China could be the answer.

On a purchasing power parity basis, the IMF estimates that China was responsible for close to one third of the worlds growth in recent years. Chinas demand for products tends to be more raw material intensive than that of advanced economies. A massive amount of investment is occurring in China, which tends to be relatively raw material intensive. As the economy expands, more people with low to medium levels of income are benefiting. These types of consumers tend to want cars and appliances, which are also raw material intensive. As a result of Chinas emergence on the global scene, the equilibrium price for commodities is likely higher today than a decade ago. For commodities, however, high prices do not last forever. A prolonged period of high commodity prices encourages consumers and businesses throughout the world to move away from expensive materials toward cheaper substitutes. This is, after all, one of the reasons why there was a period of prolonged relative weakness for commodities during the 1980s through to the mid 1990s. Over prolonged periods of time, historically, commodity prices have fallen in real terms as a result of this phenomenon. It should also be noted that commodity prices tend to move in exaggerated cycles.

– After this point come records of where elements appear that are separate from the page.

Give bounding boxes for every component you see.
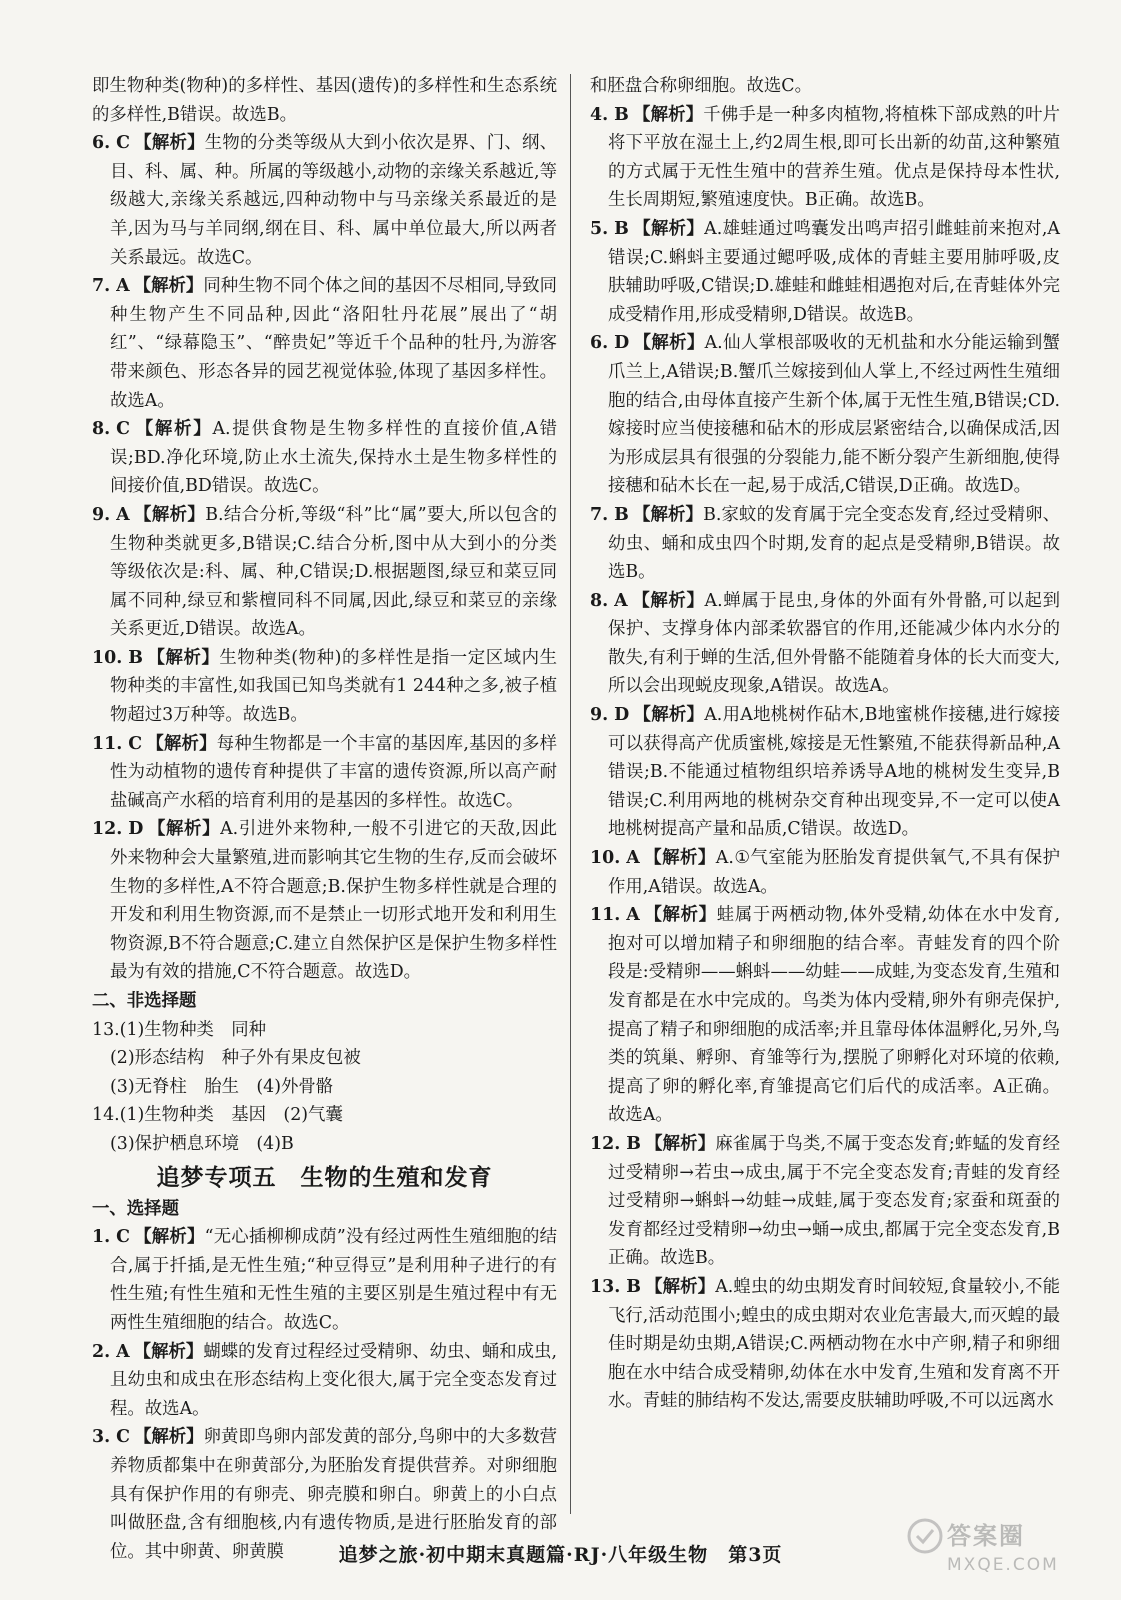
watermark-url: MXQE.COM [947,1555,1059,1575]
analysis-tag: 【解析】 [643,848,716,869]
left-column [92,72,557,1566]
analysis-text: 蛙属于两栖动物,体外受精,幼体在水中发育,抱对可以增加精子和卵细胞的结合率。青蛙发育的四个阶段是:受精卵——蝌蚪——幼蛙——成蛙,为变态发育,生殖和发育都是在水中完成的。鸟类为体内受精,卵外有卵壳保护,提高了精子和卵细胞的成活率;并且靠母体体温孵化,另外,鸟类的筑巢、孵卵、育雏等行为,摆脱了卵孵化对环境的依赖,提高了卵的孵化率,育雏提高它们后代的成活率。A正确。故选A。 [608,905,1060,1126]
question-number: 12. [590,1133,621,1154]
answer-item [590,501,1060,587]
analysis-tag: 【解析】 [632,504,704,525]
q13-line-3: (3)无脊柱 胎生 (4)外骨骼 [110,1076,334,1097]
analysis-tag: 【解析】 [133,1341,204,1362]
analysis-text: A.①气室能为胚胎发育提供氧气,不具有保护作用,A错误。故选A。 [608,848,1060,897]
answer-letter: B [626,1276,641,1297]
question-number: 13. [590,1276,621,1297]
answer-letter: A [116,1341,130,1362]
answer-item [92,129,557,272]
answer-item [590,215,1060,329]
analysis-text: 每种生物都是一个丰富的基因库,基因的多样性为动植物的遗传育种提供了丰富的遗传资源,所以高产耐盐碱高产水稻的培育利用的是基因的多样性。故选C。 [110,733,557,811]
answer-item [92,72,557,129]
question-number: 9. [590,705,609,726]
answer-item [590,1273,1060,1416]
right-column [590,72,1060,1416]
answer-letter: B [614,504,629,525]
analysis-text: 同种生物不同个体之间的基因不尽相同,导致同种生物产生不同品种,因此“洛阳牡丹花展”展出了“胡红”、“绿幕隐玉”、“醉贵妃”等近千个品种的牡丹,为游客带来颜色、形态各异的园艺视觉体验,体现了基因多样性。故选A。 [110,276,557,411]
answer-item [92,415,557,501]
q14-line-2: (3)保护栖息环境 (4)B [110,1133,294,1154]
analysis-text: B.结合分析,等级“科”比“属”要大,所以包含的生物种类就更多,B错误;C.结合分析,图中从大到小的分类等级依次是:科、属、种,C错误;D.根据题图,绿豆和菜豆同属不同种,绿豆和紫檀同科不同属,因此,绿豆和菜豆的亲缘关系更近,D错误。故选A。 [110,504,557,640]
answer-letter: B [626,1133,641,1154]
answer-letter: A [626,905,640,926]
answer-item [92,272,557,415]
section-heading-choice: 一、选择题 [92,1198,179,1219]
answer-letter: B [128,647,143,668]
analysis-text: A.蝉属于昆虫,身体的外面有外骨骼,可以起到保护、支撑身体内部柔软器官的作用,还能减少体内水分的散失,有利于蝉的生活,但外骨骼不能随着身体的长大而变大,所以会出现蜕皮现象,A错误。故选A。 [608,590,1060,697]
answer-item [590,701,1060,844]
question-number: 12. [92,819,123,840]
answer-item [92,644,557,730]
analysis-tag: 【解析】 [134,1227,205,1248]
answer-letter: C [116,133,130,154]
question-number: 11. [590,905,621,926]
analysis-tag: 【解析】 [146,647,220,668]
q14-line-1: 14.(1)生物种类 基因 (2)气囊 [92,1105,343,1126]
answer-item [590,329,1060,501]
answer-letter: C [116,419,130,440]
question-number: 7. [590,504,609,525]
analysis-text: 生物的分类等级从大到小依次是界、门、纲、目、科、属、种。所属的等级越小,动物的亲缘关系越近,等级越大,亲缘关系越远,四种动物中与马亲缘关系最近的是羊,因为马与羊同纲,纲在目、科、属中单位最大,所以两者关系最远。故选C。 [110,133,557,268]
analysis-text: A.引进外来物种,一般不引进它的天敌,因此外来物种会大量繁殖,进而影响其它生物的生存,反而会破坏生物的多样性,A不符合题意;B.保护生物多样性就是合理的开发和利用生物资源,而不是禁止一切形式地开发和利用生物资源,B不符合题意;C.建立自然保护区是保护生物多样性最为有效的措施,C不符合题意。故选D。 [110,819,557,983]
question-number: 8. [92,419,111,440]
analysis-text: A.雄蛙通过鸣囊发出鸣声招引雌蛙前来抱对,A错误;C.蝌蚪主要通过鳃呼吸,成体的青蛙主要用肺呼吸,皮肤辅助呼吸,C错误;D.雄蛙和雌蛙相遇抱对后,在青蛙体外完成受精作用,形成受精卵,D错误。故选B。 [608,218,1060,325]
answer-item [92,730,557,816]
answer-item [92,1338,557,1424]
answer-letter: A [116,276,130,297]
answer-letter: C [128,733,143,754]
answer-item [92,815,557,987]
question-number: 5. [590,218,609,239]
answer-item [590,1130,1060,1273]
analysis-tag: 【解析】 [633,705,705,726]
analysis-tag: 【解析】 [133,504,206,525]
question-number: 9. [92,504,111,525]
analysis-tag: 【解析】 [134,419,213,440]
question-number: 10. [590,848,621,869]
analysis-text: 生物种类(物种)的多样性是指一定区域内生物种类的丰富性,如我国已知鸟类就有1 244种之多,被子植物超过3万种等。故选B。 [110,647,557,726]
analysis-tag: 【解析】 [134,133,205,154]
question-number: 6. [92,133,111,154]
answer-continuation: 即生物种类(物种)的多样性、基因(遗传)的多样性和生态系统的多样性,B错误。故选B。 [92,76,557,125]
analysis-tag: 【解析】 [633,333,705,354]
column-divider [570,74,571,1514]
analysis-tag: 【解析】 [147,819,221,840]
topic-title: 追梦专项五 生物的生殖和发育 [156,1163,493,1191]
analysis-text: “无心插柳柳成荫”没有经过两性生殖细胞的结合,属于扦插,是无性生殖;“种豆得豆”是利用种子进行的有性生殖;有性生殖和无性生殖的主要区别是生殖过程中有无两性生殖细胞的结合。故选C。 [110,1227,557,1333]
answer-letter: A [626,848,640,869]
answer-item [590,844,1060,901]
analysis-text: A.仙人掌根部吸收的无机盐和水分能运输到蟹爪兰上,A错误;B.蟹爪兰嫁接到仙人掌上,不经过两性生殖细胞的结合,由母体直接产生新个体,属于无性生殖,B错误;CD.嫁接时应当使接穗和砧木的形成层紧密结合,以确保成活,因为形成层具有很强的分裂能力,能不断分裂产生新细胞,使得接穗和砧木长在一起,易于成活,C错误,D正确。故选D。 [608,333,1060,497]
answer-letter: D [614,705,630,726]
question-number: 11. [92,733,123,754]
answer-letter: C [116,1227,130,1248]
analysis-tag: 【解析】 [632,104,704,125]
answer-letter: C [116,1427,130,1448]
analysis-tag: 【解析】 [134,1427,204,1448]
question-number: 7. [92,276,111,297]
analysis-text: 千佛手是一种多肉植物,将植株下部成熟的叶片将下平放在湿土上,约2周生根,即可长出新的幼苗,这种繁殖的方式属于无性生殖中的营养生殖。优点是保持母本性状,生长周期短,繁殖速度快。B正确。故选B。 [608,104,1060,211]
answer-item [590,901,1060,1130]
q13-line-2: (2)形态结构 种子外有果皮包被 [110,1048,361,1069]
answer-letter: D [128,819,144,840]
answer-item [590,72,1060,101]
answer-item [92,501,557,644]
analysis-text: A.蝗虫的幼虫期发育时间较短,食量较小,不能飞行,活动范围小;蝗虫的成虫期对农业危害最大,而灭蝗的最佳时期是幼虫期,A错误;C.两栖动物在水中产卵,精子和卵细胞在水中结合成受精卵,幼体在水中发育,生殖和发育离不开水。青蛙的肺结构不发达,需要皮肤辅助呼吸,不可以远离水 [608,1276,1060,1412]
analysis-text: 麻雀属于鸟类,不属于变态发育;蚱蜢的发育经过受精卵→若虫→成虫,属于不完全变态发育;青蛙的发育经过受精卵→蝌蚪→幼蛙→成蛙,属于变态发育;家蚕和斑蚕的发育都经过受精卵→幼虫→蛹→成虫,都属于完全变态发育,B正确。故选B。 [608,1133,1060,1269]
question-number: 10. [92,647,123,668]
question-number: 3. [92,1427,111,1448]
analysis-tag: 【解析】 [631,590,705,611]
analysis-text: A.提供食物是生物多样性的直接价值,A错误;BD.净化环境,防止水土流失,保持水土是生物多样性的间接价值,BD错误。故选C。 [110,419,557,497]
section-heading-non-choice: 二、非选择题 [92,991,197,1011]
analysis-tag: 【解析】 [644,1276,716,1297]
analysis-text: A.用A地桃树作砧木,B地蜜桃作接穗,进行嫁接可以获得高产优质蜜桃,嫁接是无性繁殖,不能获得新品种,A错误;B.不能通过植物组织培养诱导A地的桃树发生变异,B错误;C.利用两地的桃树杂交育种出现变异,不一定可以使A地桃树提高产量和品质,C错误。故选D。 [608,705,1060,840]
answer-item [92,1223,557,1337]
analysis-text: B.家蚊的发育属于完全变态发育,经过受精卵、幼虫、蛹和成虫四个时期,发育的起点是受精卵,B错误。故选B。 [608,504,1060,583]
question-number: 6. [590,333,609,354]
answer-item [590,101,1060,215]
question-number: 2. [92,1341,111,1362]
analysis-text: 蝴蝶的发育过程经过受精卵、幼虫、蛹和成虫,且幼虫和成虫在形态结构上变化很大,属于完全变态发育过程。故选A。 [110,1341,557,1419]
q13-line-1: 13.(1)生物种类 同种 [92,1019,267,1040]
watermark-logo [903,1508,1093,1578]
analysis-tag: 【解析】 [133,276,204,297]
analysis-tag: 【解析】 [146,733,217,754]
answer-letter: A [614,590,628,611]
watermark-title: 答案圈 [947,1522,1025,1550]
analysis-tag: 【解析】 [643,905,717,926]
analysis-tag: 【解析】 [644,1133,716,1154]
analysis-tag: 【解析】 [632,218,705,239]
answer-continuation: 和胚盘合称卵细胞。故选C。 [590,76,812,96]
answer-letter: A [116,504,130,525]
question-number: 1. [92,1227,111,1248]
answer-letter: B [614,218,629,239]
question-number: 8. [590,590,609,611]
question-number: 4. [590,104,609,125]
answer-letter: B [614,104,629,125]
page-footer: 追梦之旅·初中期末真题篇·RJ·八年级生物 第3页 [338,1544,783,1566]
analysis-text: 卵黄即鸟卵内部发黄的部分,鸟卵中的大多数营养物质都集中在卵黄部分,为胚胎发育提供营养。对卵细胞具有保护作用的有卵壳、卵壳膜和卵白。卵黄上的小白点叫做胚盘,含有细胞核,内有遗传物质,是进行胚胎发育的部位。其中卵黄、卵黄膜 [110,1427,557,1562]
answer-item [590,587,1060,701]
answer-letter: D [614,333,630,354]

After a peak, there is always a crash. This reflects not only swings in demand, but also the length of the supply response in boosting capacity. In the past, a crash has meant price declines in the neighbourhood of 15 to 20 per cent in real US dollar terms two to three years after the peak. So even with a higher equilibrium price and faster trend path for commodities, there will likely be a slide in commodity prices in the next few years.

Governments can do little to affect these price swings. The fact that the supplies and prices of oil, gas and other commodities are set internationally means all countries face the same variability in costs and supply availability. So while high commodity prices and reduced commodity supplies might be harmful to Ontarios economic potential, they are equally harmful to traded goods producers throughout the world.